Jackendoff has addressed this question in two ways. First, he has stated that it is simply too early to demand that the theory justify its primitives: as in any immature science, all we have to go on are hunches; only when we have a good description of the semantic phenomena can we begin to constrain the theory (1990: 4). Second, he adopts a holistic approach to the justification of his primitives:
In fact, an isolated primitive can never be justified: a primitive makes sense only in the context of the overall system of primitives in which it is embedded. With this proviso, however, I think a particular choice of primitives should be justified on the grounds of its capacity for expressing generalizations and explaining the distribution of the data. That is, a proposed system of primitives is subject to the usual scientific standards of evaluation. (1991: 12)
This reply might not satisfy everyone, since it does not tell us which generalizations are psychologically real and which are merely artefacts of the analysis. One possible way of constraining the generalizations is to look for ones for which there is some independent linguistic evidence. For example, Jackendoff’s proposal that verb iterativity as illustrated in (16) above and nominal plurality are varieties of a single conceptual feature, PL, might be supported by the fact that some languages instantiate this with an identical morphological category. In Siraya, for example (Austronesian, Taiwan; extinct), reduplication had these very functions (Adelaar 2000). Another might be to look for psychological or perhaps neurological evidence to support the analyses developed in Conceptual Semantics.
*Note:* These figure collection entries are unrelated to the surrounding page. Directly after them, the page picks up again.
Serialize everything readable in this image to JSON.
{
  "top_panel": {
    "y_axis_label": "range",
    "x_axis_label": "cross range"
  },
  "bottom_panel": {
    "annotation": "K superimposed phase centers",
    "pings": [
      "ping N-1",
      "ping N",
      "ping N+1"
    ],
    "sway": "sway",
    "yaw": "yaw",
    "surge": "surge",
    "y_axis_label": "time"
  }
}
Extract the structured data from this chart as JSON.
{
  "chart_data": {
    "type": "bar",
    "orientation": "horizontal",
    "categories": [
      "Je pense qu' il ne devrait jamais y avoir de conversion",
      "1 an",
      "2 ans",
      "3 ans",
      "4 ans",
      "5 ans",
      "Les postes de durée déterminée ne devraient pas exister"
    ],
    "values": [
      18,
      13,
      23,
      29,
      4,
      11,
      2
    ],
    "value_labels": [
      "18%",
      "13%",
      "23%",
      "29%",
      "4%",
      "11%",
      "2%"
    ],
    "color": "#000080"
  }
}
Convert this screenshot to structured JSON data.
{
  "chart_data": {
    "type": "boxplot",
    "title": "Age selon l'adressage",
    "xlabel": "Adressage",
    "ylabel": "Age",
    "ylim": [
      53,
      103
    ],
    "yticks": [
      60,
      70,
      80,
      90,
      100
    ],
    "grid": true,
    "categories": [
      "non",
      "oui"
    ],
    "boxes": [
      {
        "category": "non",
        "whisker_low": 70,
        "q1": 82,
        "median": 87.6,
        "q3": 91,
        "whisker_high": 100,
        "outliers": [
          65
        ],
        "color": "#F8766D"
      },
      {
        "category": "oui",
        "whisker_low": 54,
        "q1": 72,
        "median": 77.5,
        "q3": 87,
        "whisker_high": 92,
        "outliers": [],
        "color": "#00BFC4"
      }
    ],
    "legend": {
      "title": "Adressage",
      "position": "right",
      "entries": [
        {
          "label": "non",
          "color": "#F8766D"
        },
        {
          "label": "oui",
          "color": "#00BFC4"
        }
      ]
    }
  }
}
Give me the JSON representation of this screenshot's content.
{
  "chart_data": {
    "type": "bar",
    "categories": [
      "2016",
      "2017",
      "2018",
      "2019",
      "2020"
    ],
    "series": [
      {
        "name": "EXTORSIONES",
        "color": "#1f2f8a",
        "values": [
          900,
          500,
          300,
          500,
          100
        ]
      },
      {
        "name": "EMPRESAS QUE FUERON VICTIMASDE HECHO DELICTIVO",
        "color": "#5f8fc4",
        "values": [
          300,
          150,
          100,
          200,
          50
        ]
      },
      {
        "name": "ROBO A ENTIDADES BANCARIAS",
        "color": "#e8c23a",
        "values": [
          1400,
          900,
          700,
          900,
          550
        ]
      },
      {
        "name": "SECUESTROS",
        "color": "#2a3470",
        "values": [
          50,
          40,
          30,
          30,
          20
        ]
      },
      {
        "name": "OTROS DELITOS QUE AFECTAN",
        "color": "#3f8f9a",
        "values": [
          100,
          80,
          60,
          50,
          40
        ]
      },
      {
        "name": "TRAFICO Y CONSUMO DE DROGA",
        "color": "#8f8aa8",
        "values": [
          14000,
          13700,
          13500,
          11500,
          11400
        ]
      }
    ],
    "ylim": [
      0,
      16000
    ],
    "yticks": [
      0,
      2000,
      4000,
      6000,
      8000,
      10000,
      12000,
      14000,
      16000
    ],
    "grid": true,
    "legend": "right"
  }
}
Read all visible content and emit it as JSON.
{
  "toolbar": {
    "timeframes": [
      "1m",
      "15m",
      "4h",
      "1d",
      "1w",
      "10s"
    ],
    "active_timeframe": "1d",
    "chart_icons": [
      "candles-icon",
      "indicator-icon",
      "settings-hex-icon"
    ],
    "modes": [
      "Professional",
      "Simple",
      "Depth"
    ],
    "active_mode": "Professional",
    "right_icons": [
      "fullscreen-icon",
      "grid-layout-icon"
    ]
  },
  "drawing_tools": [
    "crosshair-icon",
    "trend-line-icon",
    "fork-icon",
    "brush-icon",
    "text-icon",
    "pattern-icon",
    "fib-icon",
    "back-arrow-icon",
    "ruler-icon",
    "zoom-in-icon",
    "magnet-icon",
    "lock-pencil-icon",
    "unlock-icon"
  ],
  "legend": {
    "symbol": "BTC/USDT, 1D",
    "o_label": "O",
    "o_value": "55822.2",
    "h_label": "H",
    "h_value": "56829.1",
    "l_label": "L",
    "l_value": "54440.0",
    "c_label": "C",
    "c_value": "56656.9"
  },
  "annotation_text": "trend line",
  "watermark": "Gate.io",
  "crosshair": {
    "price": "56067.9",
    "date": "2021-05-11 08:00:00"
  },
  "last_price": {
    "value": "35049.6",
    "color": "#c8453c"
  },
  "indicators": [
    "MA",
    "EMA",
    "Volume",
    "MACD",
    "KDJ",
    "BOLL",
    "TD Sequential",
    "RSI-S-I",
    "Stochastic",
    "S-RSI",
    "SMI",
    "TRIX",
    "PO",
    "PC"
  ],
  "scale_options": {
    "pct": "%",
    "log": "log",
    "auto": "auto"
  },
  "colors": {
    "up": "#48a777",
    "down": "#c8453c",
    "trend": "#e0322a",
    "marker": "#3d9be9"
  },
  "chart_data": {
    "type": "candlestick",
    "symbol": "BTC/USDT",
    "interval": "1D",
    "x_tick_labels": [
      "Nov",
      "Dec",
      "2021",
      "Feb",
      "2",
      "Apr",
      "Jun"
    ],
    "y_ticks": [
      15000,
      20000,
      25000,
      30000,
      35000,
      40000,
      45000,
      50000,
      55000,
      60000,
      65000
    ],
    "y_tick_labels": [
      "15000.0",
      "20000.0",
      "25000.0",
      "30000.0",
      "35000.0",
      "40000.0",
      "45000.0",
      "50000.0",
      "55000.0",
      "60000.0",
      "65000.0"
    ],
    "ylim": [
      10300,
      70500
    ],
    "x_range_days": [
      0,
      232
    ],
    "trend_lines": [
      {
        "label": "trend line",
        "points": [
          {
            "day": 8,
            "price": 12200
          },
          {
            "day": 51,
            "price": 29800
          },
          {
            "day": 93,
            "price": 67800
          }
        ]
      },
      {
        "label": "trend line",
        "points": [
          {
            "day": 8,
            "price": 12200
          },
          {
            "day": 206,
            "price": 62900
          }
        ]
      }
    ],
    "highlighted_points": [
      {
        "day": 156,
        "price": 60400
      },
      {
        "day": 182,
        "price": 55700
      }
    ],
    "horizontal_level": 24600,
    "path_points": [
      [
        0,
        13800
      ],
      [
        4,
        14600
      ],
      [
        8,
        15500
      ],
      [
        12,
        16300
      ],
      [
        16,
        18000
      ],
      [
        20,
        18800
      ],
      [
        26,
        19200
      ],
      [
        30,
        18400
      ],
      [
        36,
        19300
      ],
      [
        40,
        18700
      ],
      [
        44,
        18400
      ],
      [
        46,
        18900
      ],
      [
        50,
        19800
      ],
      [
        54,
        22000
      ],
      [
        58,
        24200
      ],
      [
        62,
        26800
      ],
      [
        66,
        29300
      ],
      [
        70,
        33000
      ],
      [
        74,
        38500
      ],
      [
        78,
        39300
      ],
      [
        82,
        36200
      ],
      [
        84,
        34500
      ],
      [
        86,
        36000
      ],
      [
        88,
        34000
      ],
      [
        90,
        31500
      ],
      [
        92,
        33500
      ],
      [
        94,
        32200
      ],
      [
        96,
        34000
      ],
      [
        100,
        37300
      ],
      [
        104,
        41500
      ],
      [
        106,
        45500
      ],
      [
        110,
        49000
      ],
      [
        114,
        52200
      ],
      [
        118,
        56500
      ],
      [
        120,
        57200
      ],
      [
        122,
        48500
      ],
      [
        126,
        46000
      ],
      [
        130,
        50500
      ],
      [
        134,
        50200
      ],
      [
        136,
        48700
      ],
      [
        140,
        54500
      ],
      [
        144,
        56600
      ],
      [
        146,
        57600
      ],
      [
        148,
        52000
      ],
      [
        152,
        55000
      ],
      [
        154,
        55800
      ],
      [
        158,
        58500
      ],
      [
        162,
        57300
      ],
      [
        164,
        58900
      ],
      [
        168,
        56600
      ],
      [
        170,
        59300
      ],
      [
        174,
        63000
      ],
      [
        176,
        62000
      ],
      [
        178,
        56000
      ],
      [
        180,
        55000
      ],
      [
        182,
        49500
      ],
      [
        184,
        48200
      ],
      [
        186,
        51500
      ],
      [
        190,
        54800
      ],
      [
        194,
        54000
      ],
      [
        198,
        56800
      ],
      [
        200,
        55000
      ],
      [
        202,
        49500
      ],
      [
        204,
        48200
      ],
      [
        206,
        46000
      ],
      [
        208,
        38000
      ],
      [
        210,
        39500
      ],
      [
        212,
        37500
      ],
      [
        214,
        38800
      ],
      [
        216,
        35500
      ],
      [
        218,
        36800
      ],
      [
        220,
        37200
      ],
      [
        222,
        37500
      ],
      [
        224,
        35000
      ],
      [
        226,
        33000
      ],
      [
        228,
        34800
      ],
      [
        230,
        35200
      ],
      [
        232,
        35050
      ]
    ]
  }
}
A different line of criticism would be to question how we know whether the primitives are actually primitive. Perhaps it will turn out that some of them can be decomposed into even smaller conceptual units. Jackendoff is not perturbed by this possibility. He has often stated that there is no way to know exactly how far decomposition will be possible; and, in fact, his own work has suggested further decompositions for what were originally presented as primitives, such as the proposed decomposition of Path and Place into dimensionality and directionality features. Semantics is no different in this way from the decomposition characteristic of physical sciences: particle physicists do not know how far their decomposition of matter will lead, but that does not deprive their current attempts of legitimacy.